19 4 / 2009

Starting a diet again!

Tomorrow is the day that I start back on “the diet”.  Here’s the rollercoaster I’ve been on:

  • About a year before I moved to California, I was on a hardcore diet.  I lost about 25 pounds just by reducing portion size and cutting out un-diet soda.
  • When I moved out here, I joined 24 Hour Fitness and went every night for about two months, continuing to lose about 10 more pounds.
  • After I started dating Luke (Fall 2007), I gained back those 10 pounds.
  • Fall 2008 Luke and I went on a hardcore diet, and I lost 15 pounds.
  • For the past 5 months or so , I’ve fallen off the wagon, and gained 10 of those pounds back.  I also canceled my gym membership.

So, I’ve decided that I *really* need to change my eating habits, start cooking more fresh, making wiser choices for eating out at restaurants, and eat better lunches at work.  I really have no excuse to not exercise.  I bought a brand new bike, I live ON Balboa Park, I live within biking and walking distance to tons of attractions and shops, I have a season pass to the San Diego Zoo, and it’s going to start being beautiful out every day.  I’ve also added a ton of fitness movies to my Netflix Instant Queue - and I really think they might be the answer to motivating me while I’m at home.
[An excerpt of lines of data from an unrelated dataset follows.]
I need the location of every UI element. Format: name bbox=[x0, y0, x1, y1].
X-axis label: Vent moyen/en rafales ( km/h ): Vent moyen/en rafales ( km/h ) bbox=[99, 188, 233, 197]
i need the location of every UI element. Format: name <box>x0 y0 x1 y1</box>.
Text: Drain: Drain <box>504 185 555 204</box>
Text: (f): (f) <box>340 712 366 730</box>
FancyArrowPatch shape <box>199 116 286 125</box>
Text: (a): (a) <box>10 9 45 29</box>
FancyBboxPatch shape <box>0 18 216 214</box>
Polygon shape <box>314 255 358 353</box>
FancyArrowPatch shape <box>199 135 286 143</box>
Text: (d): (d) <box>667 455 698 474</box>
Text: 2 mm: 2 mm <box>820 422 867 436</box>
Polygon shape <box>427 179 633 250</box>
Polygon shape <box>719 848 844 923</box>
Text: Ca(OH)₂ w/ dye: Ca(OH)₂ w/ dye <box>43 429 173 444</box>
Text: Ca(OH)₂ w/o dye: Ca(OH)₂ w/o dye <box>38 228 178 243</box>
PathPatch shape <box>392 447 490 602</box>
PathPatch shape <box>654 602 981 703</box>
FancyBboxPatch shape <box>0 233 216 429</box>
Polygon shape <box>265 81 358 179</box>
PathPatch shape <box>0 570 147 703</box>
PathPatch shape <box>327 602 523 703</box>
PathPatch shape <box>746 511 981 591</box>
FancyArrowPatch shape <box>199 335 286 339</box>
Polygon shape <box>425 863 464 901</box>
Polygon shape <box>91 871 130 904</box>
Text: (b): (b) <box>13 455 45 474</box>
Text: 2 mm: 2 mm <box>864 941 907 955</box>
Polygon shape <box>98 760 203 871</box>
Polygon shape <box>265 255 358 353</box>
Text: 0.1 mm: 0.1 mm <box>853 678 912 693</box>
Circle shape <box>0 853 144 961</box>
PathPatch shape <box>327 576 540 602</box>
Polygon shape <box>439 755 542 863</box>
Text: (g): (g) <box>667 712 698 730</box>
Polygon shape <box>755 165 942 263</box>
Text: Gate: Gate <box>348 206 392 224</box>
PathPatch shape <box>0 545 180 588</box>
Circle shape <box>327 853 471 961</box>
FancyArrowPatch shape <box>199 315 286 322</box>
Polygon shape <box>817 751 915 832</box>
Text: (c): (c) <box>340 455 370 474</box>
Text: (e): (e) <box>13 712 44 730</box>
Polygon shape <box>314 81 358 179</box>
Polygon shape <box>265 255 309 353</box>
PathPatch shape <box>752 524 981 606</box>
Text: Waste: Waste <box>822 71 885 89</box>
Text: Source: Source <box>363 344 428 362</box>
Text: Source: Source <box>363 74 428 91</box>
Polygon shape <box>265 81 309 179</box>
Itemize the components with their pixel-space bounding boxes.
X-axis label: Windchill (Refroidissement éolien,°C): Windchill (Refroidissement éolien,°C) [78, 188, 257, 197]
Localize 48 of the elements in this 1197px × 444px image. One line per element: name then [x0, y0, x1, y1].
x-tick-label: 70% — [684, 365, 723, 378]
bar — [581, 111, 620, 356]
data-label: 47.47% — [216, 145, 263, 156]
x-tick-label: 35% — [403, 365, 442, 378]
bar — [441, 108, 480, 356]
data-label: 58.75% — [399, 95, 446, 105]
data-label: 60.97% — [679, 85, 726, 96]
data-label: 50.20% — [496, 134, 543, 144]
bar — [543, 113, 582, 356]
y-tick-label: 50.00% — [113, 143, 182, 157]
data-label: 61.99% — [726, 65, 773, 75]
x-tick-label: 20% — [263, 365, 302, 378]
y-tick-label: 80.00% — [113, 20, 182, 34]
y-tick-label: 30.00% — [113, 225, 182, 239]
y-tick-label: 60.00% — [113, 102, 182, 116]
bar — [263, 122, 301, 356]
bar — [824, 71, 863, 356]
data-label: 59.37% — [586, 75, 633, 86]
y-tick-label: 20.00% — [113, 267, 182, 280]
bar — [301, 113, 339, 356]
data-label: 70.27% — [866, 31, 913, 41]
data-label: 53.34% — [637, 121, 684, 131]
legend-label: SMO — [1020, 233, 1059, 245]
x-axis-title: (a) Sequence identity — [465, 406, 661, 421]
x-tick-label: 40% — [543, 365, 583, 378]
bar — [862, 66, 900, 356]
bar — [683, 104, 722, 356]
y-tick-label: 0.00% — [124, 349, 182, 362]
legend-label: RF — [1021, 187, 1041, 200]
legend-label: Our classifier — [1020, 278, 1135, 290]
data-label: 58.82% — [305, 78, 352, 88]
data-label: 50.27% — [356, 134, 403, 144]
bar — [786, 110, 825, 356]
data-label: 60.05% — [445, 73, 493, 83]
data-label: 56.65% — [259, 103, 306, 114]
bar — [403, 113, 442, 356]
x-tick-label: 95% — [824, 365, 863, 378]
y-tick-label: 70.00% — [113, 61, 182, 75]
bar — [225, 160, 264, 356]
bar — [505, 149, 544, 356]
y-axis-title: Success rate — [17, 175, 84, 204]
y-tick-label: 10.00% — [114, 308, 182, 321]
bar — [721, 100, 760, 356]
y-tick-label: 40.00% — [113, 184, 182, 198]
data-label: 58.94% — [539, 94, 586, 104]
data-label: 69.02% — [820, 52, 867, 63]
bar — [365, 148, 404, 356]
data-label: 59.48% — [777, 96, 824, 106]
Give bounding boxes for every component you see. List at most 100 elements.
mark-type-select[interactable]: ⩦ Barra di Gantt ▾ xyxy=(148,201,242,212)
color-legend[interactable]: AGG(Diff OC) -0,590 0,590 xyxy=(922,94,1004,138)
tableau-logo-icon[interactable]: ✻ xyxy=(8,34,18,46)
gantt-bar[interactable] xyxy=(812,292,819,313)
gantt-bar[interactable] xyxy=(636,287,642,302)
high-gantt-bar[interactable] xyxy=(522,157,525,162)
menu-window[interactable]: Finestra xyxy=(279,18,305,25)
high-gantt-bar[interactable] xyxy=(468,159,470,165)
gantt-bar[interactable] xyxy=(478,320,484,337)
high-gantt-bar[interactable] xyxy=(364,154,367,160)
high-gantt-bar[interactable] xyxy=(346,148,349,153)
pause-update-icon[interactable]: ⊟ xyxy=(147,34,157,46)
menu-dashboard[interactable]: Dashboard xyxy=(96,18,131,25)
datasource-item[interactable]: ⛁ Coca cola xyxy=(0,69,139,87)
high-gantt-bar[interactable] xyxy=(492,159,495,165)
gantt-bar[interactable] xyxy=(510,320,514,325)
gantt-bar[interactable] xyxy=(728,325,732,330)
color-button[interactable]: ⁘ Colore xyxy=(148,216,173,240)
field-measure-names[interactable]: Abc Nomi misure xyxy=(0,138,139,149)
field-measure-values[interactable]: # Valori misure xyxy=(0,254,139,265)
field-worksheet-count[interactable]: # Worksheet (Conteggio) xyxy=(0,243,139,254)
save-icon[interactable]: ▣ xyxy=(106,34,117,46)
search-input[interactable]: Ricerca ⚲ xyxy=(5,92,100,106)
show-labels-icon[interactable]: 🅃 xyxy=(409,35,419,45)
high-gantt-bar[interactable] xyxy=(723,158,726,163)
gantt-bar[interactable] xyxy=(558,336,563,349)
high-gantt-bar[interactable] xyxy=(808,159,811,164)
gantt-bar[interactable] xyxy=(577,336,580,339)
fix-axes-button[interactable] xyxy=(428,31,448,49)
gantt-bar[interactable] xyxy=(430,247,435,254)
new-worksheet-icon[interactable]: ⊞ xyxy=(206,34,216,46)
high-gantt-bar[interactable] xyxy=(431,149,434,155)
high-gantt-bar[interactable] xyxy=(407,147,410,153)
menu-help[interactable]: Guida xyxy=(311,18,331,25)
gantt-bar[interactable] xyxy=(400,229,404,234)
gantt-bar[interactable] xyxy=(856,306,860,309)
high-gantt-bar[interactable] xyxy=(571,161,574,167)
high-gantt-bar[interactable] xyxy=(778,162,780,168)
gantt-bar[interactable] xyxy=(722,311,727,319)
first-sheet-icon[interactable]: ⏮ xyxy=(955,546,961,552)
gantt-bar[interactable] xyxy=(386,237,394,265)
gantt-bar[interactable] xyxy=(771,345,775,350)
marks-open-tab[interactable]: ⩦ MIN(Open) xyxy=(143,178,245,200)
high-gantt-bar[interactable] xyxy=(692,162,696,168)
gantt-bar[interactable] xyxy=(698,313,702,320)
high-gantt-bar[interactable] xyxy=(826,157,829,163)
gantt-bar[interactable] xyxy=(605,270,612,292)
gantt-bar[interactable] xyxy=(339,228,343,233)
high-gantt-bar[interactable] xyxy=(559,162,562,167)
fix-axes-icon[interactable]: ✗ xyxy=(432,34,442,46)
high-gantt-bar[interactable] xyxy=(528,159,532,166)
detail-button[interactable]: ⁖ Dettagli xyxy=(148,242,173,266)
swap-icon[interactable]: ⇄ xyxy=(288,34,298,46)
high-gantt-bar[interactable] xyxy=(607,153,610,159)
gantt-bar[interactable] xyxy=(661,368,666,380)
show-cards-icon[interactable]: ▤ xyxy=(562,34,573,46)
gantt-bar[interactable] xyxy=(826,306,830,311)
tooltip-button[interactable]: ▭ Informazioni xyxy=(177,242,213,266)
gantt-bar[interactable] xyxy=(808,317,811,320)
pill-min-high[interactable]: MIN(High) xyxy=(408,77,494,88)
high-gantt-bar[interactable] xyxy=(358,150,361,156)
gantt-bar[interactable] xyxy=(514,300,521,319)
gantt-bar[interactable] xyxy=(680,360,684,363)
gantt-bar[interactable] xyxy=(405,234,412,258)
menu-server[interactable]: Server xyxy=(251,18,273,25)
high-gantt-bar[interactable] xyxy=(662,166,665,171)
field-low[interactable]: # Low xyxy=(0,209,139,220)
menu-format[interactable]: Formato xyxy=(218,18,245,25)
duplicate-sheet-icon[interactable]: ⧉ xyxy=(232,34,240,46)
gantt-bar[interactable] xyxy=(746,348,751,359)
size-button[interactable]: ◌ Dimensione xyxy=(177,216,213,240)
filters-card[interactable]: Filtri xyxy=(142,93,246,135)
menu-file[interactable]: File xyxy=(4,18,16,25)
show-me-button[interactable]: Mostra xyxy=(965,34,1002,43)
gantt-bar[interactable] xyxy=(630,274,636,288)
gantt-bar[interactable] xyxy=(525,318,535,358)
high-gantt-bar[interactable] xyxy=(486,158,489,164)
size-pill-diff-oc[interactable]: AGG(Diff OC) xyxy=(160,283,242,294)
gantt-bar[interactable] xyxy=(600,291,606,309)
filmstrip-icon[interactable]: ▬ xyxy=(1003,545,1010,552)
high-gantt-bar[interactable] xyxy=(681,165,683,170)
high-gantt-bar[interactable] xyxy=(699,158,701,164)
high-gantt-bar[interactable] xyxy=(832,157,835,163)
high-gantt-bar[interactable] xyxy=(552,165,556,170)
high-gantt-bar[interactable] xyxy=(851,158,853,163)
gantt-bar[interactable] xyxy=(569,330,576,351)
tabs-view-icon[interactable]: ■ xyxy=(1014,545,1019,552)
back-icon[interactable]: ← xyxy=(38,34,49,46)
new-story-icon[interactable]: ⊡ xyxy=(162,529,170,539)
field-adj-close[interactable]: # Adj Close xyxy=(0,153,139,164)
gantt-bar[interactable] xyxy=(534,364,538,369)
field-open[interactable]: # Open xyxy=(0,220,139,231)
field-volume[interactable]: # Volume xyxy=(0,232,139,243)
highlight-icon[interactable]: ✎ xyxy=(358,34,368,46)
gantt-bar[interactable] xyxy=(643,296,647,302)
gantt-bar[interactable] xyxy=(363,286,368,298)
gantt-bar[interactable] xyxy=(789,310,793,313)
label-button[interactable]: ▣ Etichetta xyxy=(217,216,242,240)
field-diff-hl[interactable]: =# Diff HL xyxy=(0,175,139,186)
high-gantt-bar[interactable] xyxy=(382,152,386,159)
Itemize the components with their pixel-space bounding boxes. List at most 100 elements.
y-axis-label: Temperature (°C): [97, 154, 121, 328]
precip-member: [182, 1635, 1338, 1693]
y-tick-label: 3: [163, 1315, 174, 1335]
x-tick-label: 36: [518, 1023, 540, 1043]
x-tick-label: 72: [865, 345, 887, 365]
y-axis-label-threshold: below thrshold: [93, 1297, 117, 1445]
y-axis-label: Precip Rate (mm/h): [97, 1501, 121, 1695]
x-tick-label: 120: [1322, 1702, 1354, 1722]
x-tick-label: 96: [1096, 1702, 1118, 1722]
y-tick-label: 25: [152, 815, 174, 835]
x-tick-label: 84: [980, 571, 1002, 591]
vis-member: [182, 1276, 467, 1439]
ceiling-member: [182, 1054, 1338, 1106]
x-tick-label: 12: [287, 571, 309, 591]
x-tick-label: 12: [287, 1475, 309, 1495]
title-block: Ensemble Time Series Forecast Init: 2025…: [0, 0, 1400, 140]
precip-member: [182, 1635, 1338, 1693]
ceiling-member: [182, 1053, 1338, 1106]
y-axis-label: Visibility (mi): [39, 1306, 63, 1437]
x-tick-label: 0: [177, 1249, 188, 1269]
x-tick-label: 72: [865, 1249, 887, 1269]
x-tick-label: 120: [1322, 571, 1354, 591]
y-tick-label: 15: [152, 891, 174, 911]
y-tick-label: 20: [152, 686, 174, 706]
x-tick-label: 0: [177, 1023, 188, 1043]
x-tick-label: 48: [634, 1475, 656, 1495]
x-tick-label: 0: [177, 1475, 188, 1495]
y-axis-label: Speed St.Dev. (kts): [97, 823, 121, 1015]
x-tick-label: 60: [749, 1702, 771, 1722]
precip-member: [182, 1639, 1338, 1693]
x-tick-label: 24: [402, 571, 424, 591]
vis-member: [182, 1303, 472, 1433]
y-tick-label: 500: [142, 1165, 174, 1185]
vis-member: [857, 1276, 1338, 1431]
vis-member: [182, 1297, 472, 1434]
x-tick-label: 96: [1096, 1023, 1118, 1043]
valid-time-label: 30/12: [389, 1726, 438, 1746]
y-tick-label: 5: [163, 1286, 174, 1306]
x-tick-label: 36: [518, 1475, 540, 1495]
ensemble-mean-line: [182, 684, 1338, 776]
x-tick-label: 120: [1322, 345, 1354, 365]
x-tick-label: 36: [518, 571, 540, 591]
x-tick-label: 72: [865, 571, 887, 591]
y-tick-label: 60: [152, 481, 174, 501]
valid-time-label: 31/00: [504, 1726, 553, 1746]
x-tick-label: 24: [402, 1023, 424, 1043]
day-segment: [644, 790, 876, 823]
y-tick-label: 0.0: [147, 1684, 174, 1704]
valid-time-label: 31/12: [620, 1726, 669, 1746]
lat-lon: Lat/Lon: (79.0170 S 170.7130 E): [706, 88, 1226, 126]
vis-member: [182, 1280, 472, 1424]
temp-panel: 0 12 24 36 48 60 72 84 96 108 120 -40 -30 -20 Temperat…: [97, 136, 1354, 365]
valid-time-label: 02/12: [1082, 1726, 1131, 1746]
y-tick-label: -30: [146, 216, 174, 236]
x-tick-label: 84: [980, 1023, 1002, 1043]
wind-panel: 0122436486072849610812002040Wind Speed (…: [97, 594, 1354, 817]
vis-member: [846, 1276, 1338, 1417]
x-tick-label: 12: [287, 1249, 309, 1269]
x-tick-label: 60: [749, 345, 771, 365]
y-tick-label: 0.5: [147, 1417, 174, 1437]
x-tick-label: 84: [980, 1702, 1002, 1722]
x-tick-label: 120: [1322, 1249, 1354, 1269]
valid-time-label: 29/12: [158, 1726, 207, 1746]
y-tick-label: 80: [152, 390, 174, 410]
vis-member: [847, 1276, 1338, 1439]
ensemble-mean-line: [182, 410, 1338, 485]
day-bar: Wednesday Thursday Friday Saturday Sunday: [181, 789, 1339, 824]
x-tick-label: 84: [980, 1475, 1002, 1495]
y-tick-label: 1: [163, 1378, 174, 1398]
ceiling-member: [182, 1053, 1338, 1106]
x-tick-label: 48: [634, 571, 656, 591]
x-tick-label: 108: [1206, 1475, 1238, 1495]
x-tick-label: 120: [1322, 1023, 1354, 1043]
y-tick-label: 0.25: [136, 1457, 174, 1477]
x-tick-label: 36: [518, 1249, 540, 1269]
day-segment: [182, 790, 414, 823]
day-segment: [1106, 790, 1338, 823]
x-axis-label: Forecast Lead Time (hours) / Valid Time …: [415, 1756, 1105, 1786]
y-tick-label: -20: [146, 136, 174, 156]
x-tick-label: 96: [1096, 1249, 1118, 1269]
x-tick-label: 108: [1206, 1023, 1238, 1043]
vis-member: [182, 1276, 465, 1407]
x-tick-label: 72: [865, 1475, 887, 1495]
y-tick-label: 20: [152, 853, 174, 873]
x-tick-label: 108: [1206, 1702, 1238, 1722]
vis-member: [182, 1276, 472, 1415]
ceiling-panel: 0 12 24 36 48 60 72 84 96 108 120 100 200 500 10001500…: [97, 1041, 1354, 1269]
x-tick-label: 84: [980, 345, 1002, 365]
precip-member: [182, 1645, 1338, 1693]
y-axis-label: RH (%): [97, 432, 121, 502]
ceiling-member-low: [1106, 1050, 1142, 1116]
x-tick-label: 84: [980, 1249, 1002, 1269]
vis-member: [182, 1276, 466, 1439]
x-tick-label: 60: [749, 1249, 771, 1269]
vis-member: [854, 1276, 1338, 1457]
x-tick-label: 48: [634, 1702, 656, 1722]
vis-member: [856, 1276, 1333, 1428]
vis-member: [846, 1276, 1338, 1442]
That’s the hard part for me.  I don’t get home from work until about 8:00pm or so.  By that time, I don’t want to cook anything, don’t want to go anywhere.  I just want to do the household chores and then settle down on the couch with a book or a TV show, or play a game on the computer.  So here’s my plan:

  1. Going to take a mid-day walk each day at work to get my blood flowing
  2. Cutting down my Starbucks intake to twice per week.
  3. Absolutely no regular soda, and drinking more water.
  4. Bringing healthy snacks to work (granola, veggies)
  5. Packing lunches every day or bringing a Smart Ones or Lean Cuisine
  6. Biking on the weekends
  7. Getting up an hour earlier every morning and taking Bella for a brisker walk each day.
  8. Eating a healthy breakfast each day.
  9. Exercise tape every night, alternating between things like dance aerobics and kickboxing to yoga and pilates.

So that’s the plan..let the game begin!!!  Tomorrow morning is the weigh-in.